Even fans forget about these stories, which started off the show’s fourth decade with shite Monty Python gags, Ice Cream Vendors, an evil bank manager and a sci-fi free thriller of drug smuggling and armed sieges so unrealistic they made Edge of Darkness look like The Bill. Frankly, I’m glad no one saw these till now and if I could, I’d make sure no one ever did! TRENCHCOAT IS CANON, FUCK IT!

Finally, since 1988, script editor Andrew Cartmel had been rewriting what was left of the mythos of Doctor Who to make it appeal to people like Alan Moore, Stephen Baxter and Noel Edmonds. Writers from Mark Plate to Big Ian to Ben Aaaaronovitch found themselves inducted into a strange Masonic-style order known as the Cartmel Masterplan, which would change Doctor Who forever.

After three years of basically being given a pile of Sandman comics with orders to "rip this shit off", Cartmel realized that Season 27 would be his last and all of his Masterplan merely amounted to a few weird mutterings about the Seventh Doctor being Cthulu Jones, had murdered his prior incarnation with a lethal electric joy-buzzer, and that Time Lords never had sex because some old woman put them off the idea of biological reproduction forever (apparently based on a painful childhood memory of Cartmel’s, and designed to make Who fans feel a bit better that they can never get laid).
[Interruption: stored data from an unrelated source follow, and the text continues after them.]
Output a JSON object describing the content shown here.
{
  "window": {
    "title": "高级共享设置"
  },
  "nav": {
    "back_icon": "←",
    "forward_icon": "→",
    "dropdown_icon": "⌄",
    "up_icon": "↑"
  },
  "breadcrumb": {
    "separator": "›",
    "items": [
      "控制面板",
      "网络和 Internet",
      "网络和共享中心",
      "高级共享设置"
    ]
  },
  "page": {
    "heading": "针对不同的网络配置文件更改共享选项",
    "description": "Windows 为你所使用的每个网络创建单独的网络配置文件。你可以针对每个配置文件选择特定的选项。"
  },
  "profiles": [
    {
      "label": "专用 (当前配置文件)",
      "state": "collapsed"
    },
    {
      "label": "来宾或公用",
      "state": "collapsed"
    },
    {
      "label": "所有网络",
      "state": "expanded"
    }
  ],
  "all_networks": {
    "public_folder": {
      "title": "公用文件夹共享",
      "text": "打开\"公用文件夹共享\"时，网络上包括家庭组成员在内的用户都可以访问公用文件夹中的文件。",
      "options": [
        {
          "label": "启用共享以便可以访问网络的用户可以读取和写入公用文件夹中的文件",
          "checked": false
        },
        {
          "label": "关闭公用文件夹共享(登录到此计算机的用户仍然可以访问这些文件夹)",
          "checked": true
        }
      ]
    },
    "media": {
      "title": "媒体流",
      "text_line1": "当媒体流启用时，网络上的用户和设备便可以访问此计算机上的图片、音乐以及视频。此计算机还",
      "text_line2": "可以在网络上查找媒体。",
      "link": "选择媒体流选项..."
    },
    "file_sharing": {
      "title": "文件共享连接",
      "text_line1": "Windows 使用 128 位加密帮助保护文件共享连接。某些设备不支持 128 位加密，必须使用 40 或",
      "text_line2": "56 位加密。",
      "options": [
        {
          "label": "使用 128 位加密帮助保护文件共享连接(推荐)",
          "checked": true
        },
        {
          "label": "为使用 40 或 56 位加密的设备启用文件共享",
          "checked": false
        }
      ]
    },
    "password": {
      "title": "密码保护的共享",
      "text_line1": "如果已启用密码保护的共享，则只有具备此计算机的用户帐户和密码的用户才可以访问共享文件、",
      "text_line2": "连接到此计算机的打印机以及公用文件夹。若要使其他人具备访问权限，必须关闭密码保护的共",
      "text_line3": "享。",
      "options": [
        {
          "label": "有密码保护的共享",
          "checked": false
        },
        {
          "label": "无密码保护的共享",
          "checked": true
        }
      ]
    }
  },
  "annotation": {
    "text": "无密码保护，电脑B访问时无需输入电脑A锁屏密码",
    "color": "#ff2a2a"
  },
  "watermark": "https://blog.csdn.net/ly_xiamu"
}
Thus, the final scene of the story would have a final glimpse of the Seventh Doctor and his dealing with the Gods of the Time Lords, a scene that revealed entirely what the Cartmel Masterplan REALLY was a career plan to get headhunted as script editor for Casualty. Everything else was just poppycock to keep everyone else baffled!

Excerpt from "Doctor Who And The Addictive Asteroid" Episode 3:

(Setting: The Doctor wakes up lying under a tree in verdant countryside beside a lake. Birds flutter in the trees and rabbits hop through the bushes. He looks around, startled.)
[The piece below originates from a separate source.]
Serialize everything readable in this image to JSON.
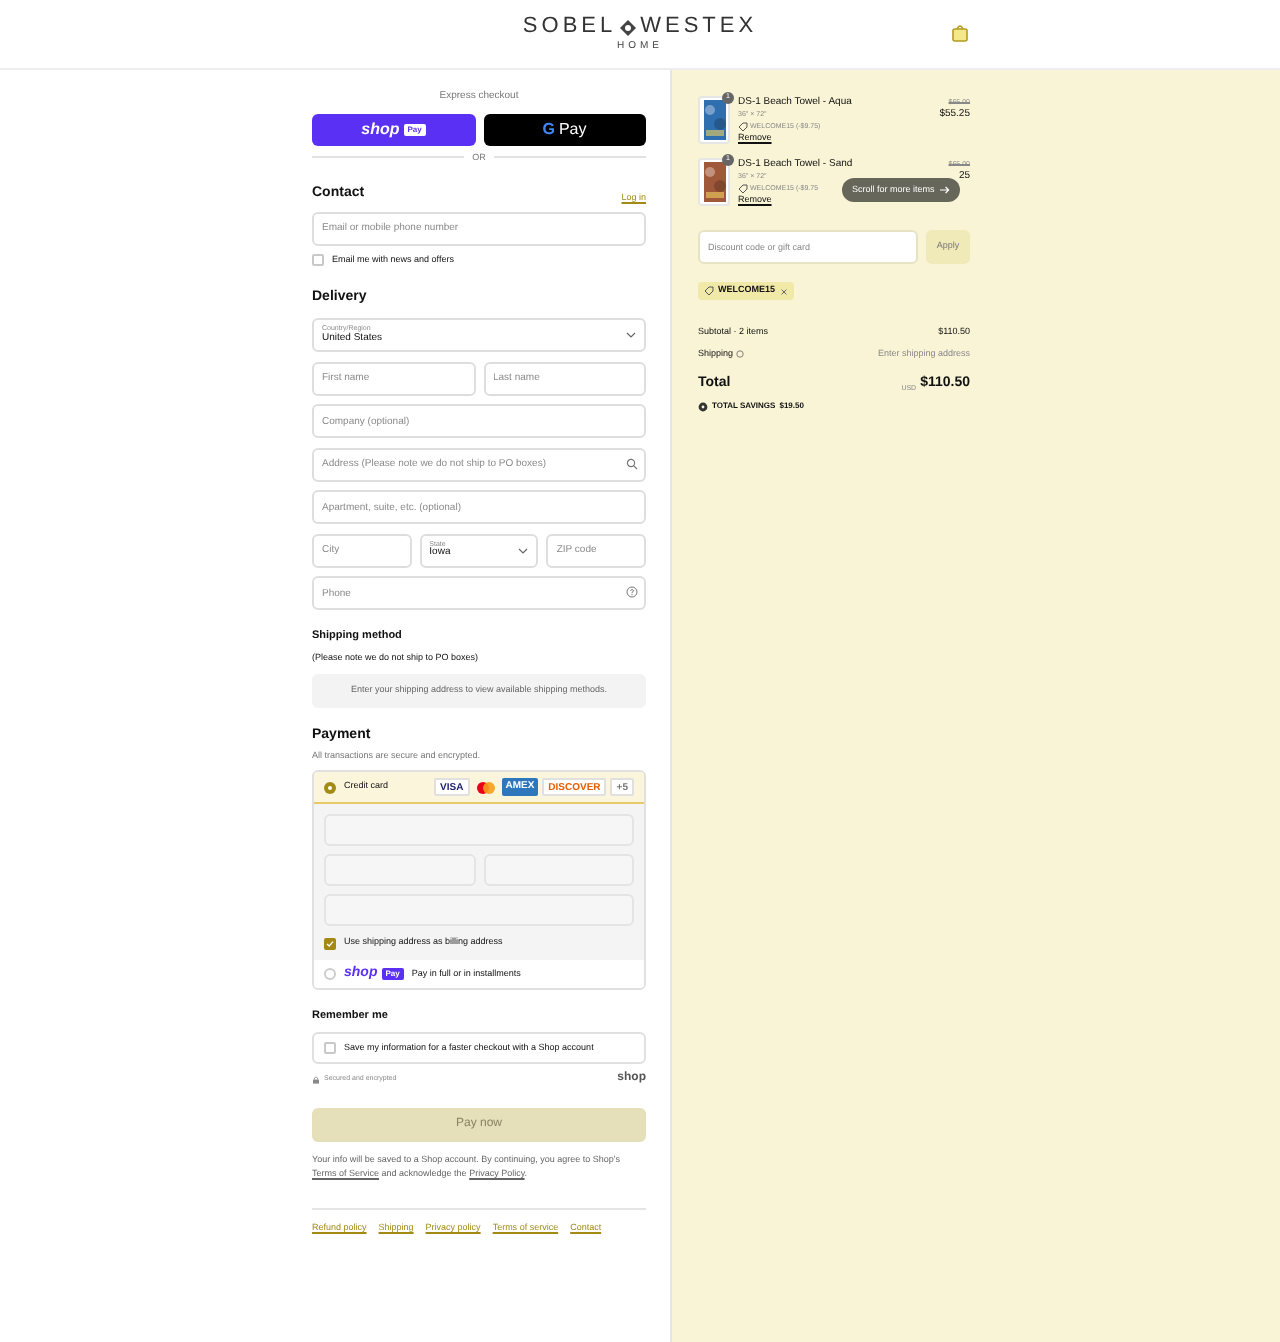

Doctor: What do I look like? Have I been dead long?

(An attractive young Goth chick with unnaturally pale skin in black top, jeans and silver ankh chain is leaning against a tree.)
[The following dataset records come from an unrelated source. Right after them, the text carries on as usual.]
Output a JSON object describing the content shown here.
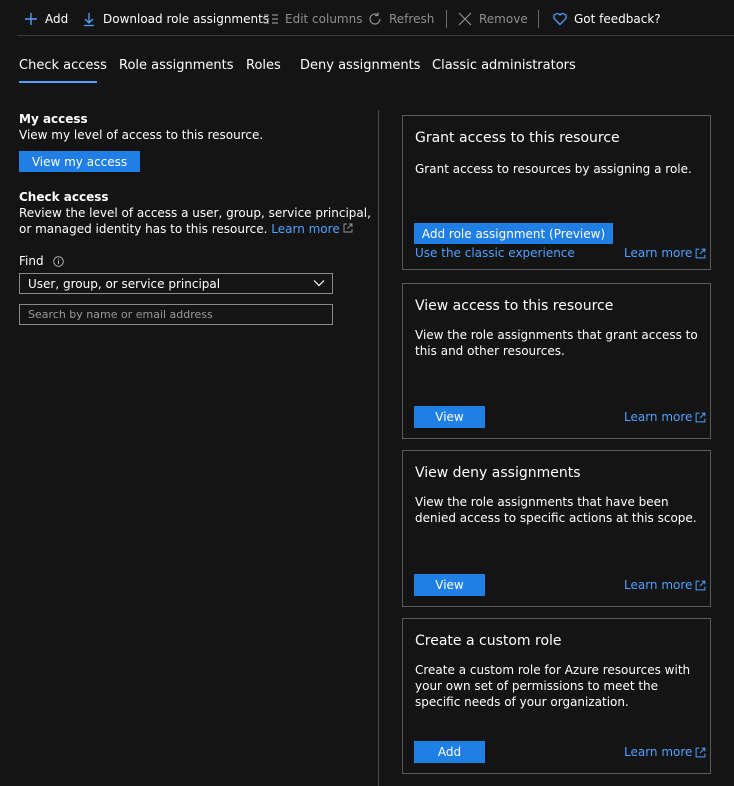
{
  "toolbar": {
    "add_label": "Add",
    "download_label": "Download role assignments",
    "edit_columns_label": "Edit columns",
    "refresh_label": "Refresh",
    "remove_label": "Remove",
    "feedback_label": "Got feedback?"
  },
  "tabs": [
    {
      "label": "Check access",
      "selected": true
    },
    {
      "label": "Role assignments"
    },
    {
      "label": "Roles"
    },
    {
      "label": "Deny assignments"
    },
    {
      "label": "Classic administrators"
    }
  ],
  "left": {
    "my_access_title": "My access",
    "my_access_desc": "View my level of access to this resource.",
    "view_my_access_button": "View my access",
    "check_access_title": "Check access",
    "check_access_desc_1": "Review the level of access a user, group, service principal,",
    "check_access_desc_2": "or managed identity has to this resource.",
    "learn_more": "Learn more",
    "find_label": "Find",
    "find_select_value": "User, group, or service principal",
    "search_placeholder": "Search by name or email address"
  },
  "cards": {
    "grant": {
      "title": "Grant access to this resource",
      "desc": "Grant access to resources by assigning a role.",
      "button": "Add role assignment (Preview)",
      "classic_link": "Use the classic experience",
      "learn_more": "Learn more"
    },
    "view_access": {
      "title": "View access to this resource",
      "desc": "View the role assignments that grant access to this and other resources.",
      "button": "View",
      "learn_more": "Learn more"
    },
    "deny": {
      "title": "View deny assignments",
      "desc": "View the role assignments that have been denied access to specific actions at this scope.",
      "button": "View",
      "learn_more": "Learn more"
    },
    "custom_role": {
      "title": "Create a custom role",
      "desc": "Create a custom role for Azure resources with your own set of permissions to meet the specific needs of your organization.",
      "button": "Add",
      "learn_more": "Learn more"
    }
  },
  "colors": {
    "background": "#141414",
    "accent": "#1f7fe5",
    "link": "#4ea1ff"
  }
}
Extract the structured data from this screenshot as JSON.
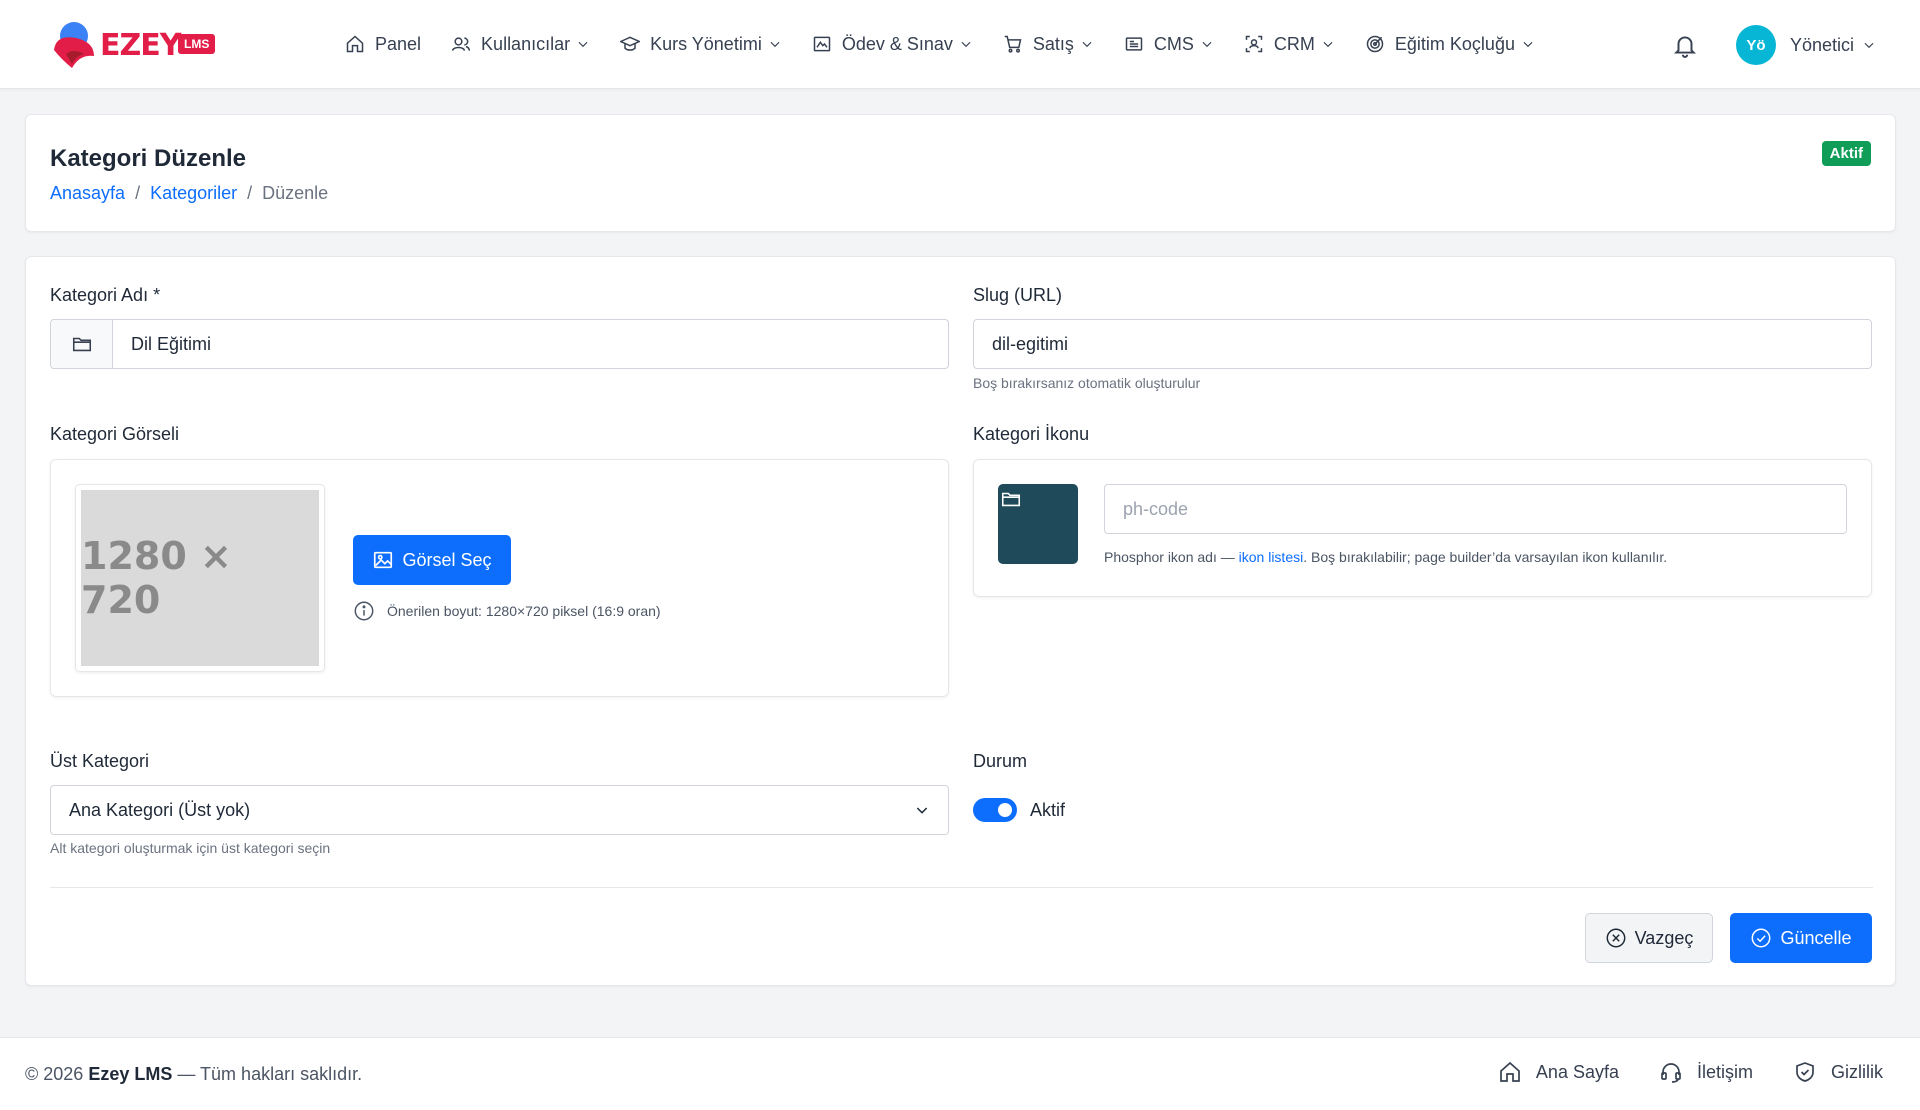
{
  "brand": {
    "name": "EZEY",
    "badge": "LMS"
  },
  "nav": {
    "items": [
      {
        "label": "Panel",
        "icon": "home-icon",
        "dropdown": false
      },
      {
        "label": "Kullanıcılar",
        "icon": "users-icon",
        "dropdown": true
      },
      {
        "label": "Kurs Yönetimi",
        "icon": "graduation-cap-icon",
        "dropdown": true
      },
      {
        "label": "Ödev & Sınav",
        "icon": "exam-icon",
        "dropdown": true
      },
      {
        "label": "Satış",
        "icon": "cart-icon",
        "dropdown": true
      },
      {
        "label": "CMS",
        "icon": "newspaper-icon",
        "dropdown": true
      },
      {
        "label": "CRM",
        "icon": "crm-icon",
        "dropdown": true
      },
      {
        "label": "Eğitim Koçluğu",
        "icon": "target-icon",
        "dropdown": true
      }
    ],
    "user": {
      "initials": "Yö",
      "name": "Yönetici"
    }
  },
  "header": {
    "title": "Kategori Düzenle",
    "breadcrumb": [
      "Anasayfa",
      "Kategoriler",
      "Düzenle"
    ],
    "status": "Aktif"
  },
  "form": {
    "name_label": "Kategori Adı *",
    "name_value": "Dil Eğitimi",
    "slug_label": "Slug (URL)",
    "slug_value": "dil-egitimi",
    "slug_help": "Boş bırakırsanız otomatik oluşturulur",
    "image_label": "Kategori Görseli",
    "image_placeholder": "1280 × 720",
    "image_button": "Görsel Seç",
    "image_hint": "Önerilen boyut: 1280×720 piksel (16:9 oran)",
    "icon_label": "Kategori İkonu",
    "icon_placeholder": "ph-code",
    "icon_help_prefix": "Phosphor ikon adı — ",
    "icon_help_link": "ikon listesi",
    "icon_help_suffix": ". Boş bırakılabilir; page builder’da varsayılan ikon kullanılır.",
    "icon_preview_color": "#1e4a5a",
    "parent_label": "Üst Kategori",
    "parent_value": "Ana Kategori (Üst yok)",
    "parent_help": "Alt kategori oluşturmak için üst kategori seçin",
    "status_label": "Durum",
    "status_toggle_label": "Aktif",
    "status_on": true,
    "cancel_label": "Vazgeç",
    "submit_label": "Güncelle"
  },
  "footer": {
    "year": "© 2026",
    "brand": "Ezey LMS",
    "rights": "— Tüm hakları saklıdır.",
    "links": [
      "Ana Sayfa",
      "İletişim",
      "Gizlilik"
    ]
  },
  "colors": {
    "primary": "#0d6efd",
    "brand": "#e11d48",
    "success": "#0f9d58",
    "avatar": "#06b6d4"
  }
}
Death: It’s about time, wily raven. I’ve waited long enough!

Doctor: Death? I’m dead? After 964 years in the business? How undignified! I’ll never hear the end of it! Funny, dying didn’t hurt as much as last time. I must be getting good at it...

Death: You might be dead now, but Number Eight has taken your place. The Doctor’s not done suffering yet...

Doctor: Goodness, what do you Eternals think I’ve been doing down there? Watching Emmerdale Farm? I’ve suffered enough!

Death: Oh, you haven’t seen half of it. They’ve got big plans for your new manifestation.

Doctor: How big, Grim Reaperess?

Death: They’ll write tragedies on what happens. You, however, the Seventh Doctor, have a burial plot all picked out in the Land of Sacrificed Cult TV Icons. Your ass is mine.

Doctor: I don’t wish to be rude, Death, but I *was* hoping for some rest.

Death: Well, if that’s what you want. Or...

Doctor: ...or?

Death: ...or maybe we could spend the next chunk of eternity making out like pre-pubescent rabbits?

(The Doctor stares at Death for a long moment.)

Doctor: (Clears throat and checks no one is watching) D’you think that Time might be disposed towards a threesome, mayhaps?

Death: (Shrugs.) Only if Pain gets to watch.

(The Doctor leaps to his feet and takes Death’s arm.)

Doctor: Oh, why not? Mind you, Death, it *has* been a long time... Will you promise me something?

Death: What?

Doctor: *Don’t* be gentle with me.

Death: Oh, we won’t.

(The pair walk off towards the lake silhouetted by the setting sun.)